The initial application to ABMS for an emergency medicine board was actually for a board of emergency medicine and critical care. It did not go through and by the time EM leadership re-applied, surgery, anesthesia, and IM had pushed through their own critical care boards. What followed was decades of EM trained folks doing the fellowships but not being board certified. Some would go on to sit for the European diploma in critical care (EDIC/ESICM) which would certify people trained anywhere as long as they were appropriately trained and passed their exams. Some of these folks gained some prominence in the field (eg Scott Weingart). Then there was a general recognition of several facts that really helped push through a formal pathway for EM trained folks to become board certified:
1) National recognition of a shortage of CCM trained folks (eg Leapfrog report on ICU staffing)

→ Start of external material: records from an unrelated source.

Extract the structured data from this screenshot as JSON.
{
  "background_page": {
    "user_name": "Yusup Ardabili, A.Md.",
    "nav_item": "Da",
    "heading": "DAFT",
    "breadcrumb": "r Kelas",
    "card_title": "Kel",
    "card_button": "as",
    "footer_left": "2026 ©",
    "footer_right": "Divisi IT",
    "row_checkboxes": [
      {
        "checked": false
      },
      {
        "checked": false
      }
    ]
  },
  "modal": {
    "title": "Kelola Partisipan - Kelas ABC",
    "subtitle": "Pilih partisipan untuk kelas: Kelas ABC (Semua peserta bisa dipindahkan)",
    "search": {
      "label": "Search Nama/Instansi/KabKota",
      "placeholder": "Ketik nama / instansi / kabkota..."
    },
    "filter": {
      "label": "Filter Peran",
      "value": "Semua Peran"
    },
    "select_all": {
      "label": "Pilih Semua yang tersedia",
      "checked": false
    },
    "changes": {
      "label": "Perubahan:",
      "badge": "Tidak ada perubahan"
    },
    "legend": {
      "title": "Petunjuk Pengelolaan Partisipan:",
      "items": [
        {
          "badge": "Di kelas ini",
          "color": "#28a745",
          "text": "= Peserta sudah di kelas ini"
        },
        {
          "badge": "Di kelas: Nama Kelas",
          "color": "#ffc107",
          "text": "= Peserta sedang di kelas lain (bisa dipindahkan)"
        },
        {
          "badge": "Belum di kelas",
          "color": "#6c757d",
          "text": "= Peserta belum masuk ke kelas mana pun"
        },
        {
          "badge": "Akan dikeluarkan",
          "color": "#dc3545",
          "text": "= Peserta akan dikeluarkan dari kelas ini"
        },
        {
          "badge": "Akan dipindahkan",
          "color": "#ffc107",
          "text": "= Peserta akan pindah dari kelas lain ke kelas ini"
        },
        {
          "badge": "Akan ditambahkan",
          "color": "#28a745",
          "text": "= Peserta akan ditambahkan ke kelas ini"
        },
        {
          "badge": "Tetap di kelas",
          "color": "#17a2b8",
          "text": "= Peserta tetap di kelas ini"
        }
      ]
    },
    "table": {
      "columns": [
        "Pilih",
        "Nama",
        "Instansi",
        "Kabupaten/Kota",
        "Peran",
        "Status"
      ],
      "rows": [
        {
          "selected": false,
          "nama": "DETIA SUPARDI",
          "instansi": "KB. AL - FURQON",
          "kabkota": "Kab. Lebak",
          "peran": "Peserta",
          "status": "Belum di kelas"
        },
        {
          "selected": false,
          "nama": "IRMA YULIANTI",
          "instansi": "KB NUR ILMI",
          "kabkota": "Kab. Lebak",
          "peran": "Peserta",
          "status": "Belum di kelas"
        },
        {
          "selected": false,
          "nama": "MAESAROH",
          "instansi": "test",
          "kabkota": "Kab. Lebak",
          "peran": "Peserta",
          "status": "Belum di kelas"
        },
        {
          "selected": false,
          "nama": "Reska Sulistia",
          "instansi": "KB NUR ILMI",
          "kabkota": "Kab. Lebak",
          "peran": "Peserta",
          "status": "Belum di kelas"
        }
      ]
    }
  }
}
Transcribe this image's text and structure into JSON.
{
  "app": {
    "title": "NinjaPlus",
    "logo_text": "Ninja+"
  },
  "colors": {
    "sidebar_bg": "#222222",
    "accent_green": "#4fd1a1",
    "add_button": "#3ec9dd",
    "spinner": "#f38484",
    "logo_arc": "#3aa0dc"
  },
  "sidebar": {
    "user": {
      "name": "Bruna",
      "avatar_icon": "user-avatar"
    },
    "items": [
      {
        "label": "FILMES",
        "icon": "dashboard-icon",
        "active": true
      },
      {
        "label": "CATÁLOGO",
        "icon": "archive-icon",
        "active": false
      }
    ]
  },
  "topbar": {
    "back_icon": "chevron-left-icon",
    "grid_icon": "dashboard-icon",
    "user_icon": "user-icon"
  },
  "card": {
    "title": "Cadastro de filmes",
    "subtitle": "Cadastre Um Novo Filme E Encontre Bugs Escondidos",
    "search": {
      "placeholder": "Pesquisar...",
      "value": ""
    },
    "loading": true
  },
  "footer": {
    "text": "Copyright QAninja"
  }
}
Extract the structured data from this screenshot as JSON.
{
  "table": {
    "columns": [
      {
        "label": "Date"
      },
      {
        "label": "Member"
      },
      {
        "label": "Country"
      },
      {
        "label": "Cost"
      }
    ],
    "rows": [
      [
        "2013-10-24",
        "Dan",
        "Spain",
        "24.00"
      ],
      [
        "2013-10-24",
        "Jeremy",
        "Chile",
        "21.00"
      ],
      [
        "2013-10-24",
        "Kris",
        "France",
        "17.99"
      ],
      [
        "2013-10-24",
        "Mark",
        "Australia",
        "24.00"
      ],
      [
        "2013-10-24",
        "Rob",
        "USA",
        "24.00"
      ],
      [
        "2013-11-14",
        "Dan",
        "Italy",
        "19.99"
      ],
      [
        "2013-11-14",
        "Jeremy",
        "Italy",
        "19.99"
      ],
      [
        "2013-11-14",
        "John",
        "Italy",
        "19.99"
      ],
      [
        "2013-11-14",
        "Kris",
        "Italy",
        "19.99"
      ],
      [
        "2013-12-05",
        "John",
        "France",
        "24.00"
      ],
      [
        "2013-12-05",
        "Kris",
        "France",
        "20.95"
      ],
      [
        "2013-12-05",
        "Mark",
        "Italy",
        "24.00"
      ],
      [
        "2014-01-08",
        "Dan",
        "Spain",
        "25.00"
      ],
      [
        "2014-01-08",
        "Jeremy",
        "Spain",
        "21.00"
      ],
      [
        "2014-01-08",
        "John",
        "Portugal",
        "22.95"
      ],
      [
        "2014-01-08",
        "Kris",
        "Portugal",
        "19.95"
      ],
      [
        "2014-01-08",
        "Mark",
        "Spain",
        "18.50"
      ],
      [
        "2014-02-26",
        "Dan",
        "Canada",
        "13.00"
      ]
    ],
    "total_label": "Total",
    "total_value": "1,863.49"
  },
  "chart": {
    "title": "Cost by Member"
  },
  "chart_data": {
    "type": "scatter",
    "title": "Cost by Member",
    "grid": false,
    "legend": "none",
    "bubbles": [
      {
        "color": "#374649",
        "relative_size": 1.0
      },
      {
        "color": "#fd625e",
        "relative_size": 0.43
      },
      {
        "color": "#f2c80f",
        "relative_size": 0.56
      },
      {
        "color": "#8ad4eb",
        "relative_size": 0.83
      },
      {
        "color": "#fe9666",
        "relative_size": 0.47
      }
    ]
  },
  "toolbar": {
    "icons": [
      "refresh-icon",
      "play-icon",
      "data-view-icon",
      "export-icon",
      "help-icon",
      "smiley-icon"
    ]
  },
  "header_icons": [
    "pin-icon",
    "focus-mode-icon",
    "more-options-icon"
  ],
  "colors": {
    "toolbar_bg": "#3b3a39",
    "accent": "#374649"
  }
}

2) General decline in fill rates for CCM fellowships in surgery/anesthesia/IM
Without those two things, board eligibility for EM trained intensivists probably wouldn't exist to this day. One could foresee an alternative future where we reached this point just by virtue of more and more emergency physicians reaching prominence in the critical care world, taking more leadership positions in hospitals and critical care organizations, but this seems less likely. The uncertainty of building a career on a not-quite-recognized pathway pushed away a lot of people, so I doubt we would ever reach a critical mass in the specialty without those outside factors helping.
Unfortunately this doesn't seem to be the case in cardiology. They have no problem filling their spots with IM applicants. So while ABEM would probably be game, I don't see why ABIM would be interested. The only positive factor we have is that there are a few emergency physicians who have earned some fame in the cardiology world (a couple of the ECG gurus come to mind), but there are no emergency physicians practicing in a primarily cardiology/cardiology adjacent space (like there were leading up to CCM recognition) nor are there (to my knowledge, though I could be wrong) famous EM trained cardiology researchers a la Manny Rivers (who was of course EM/IM trained).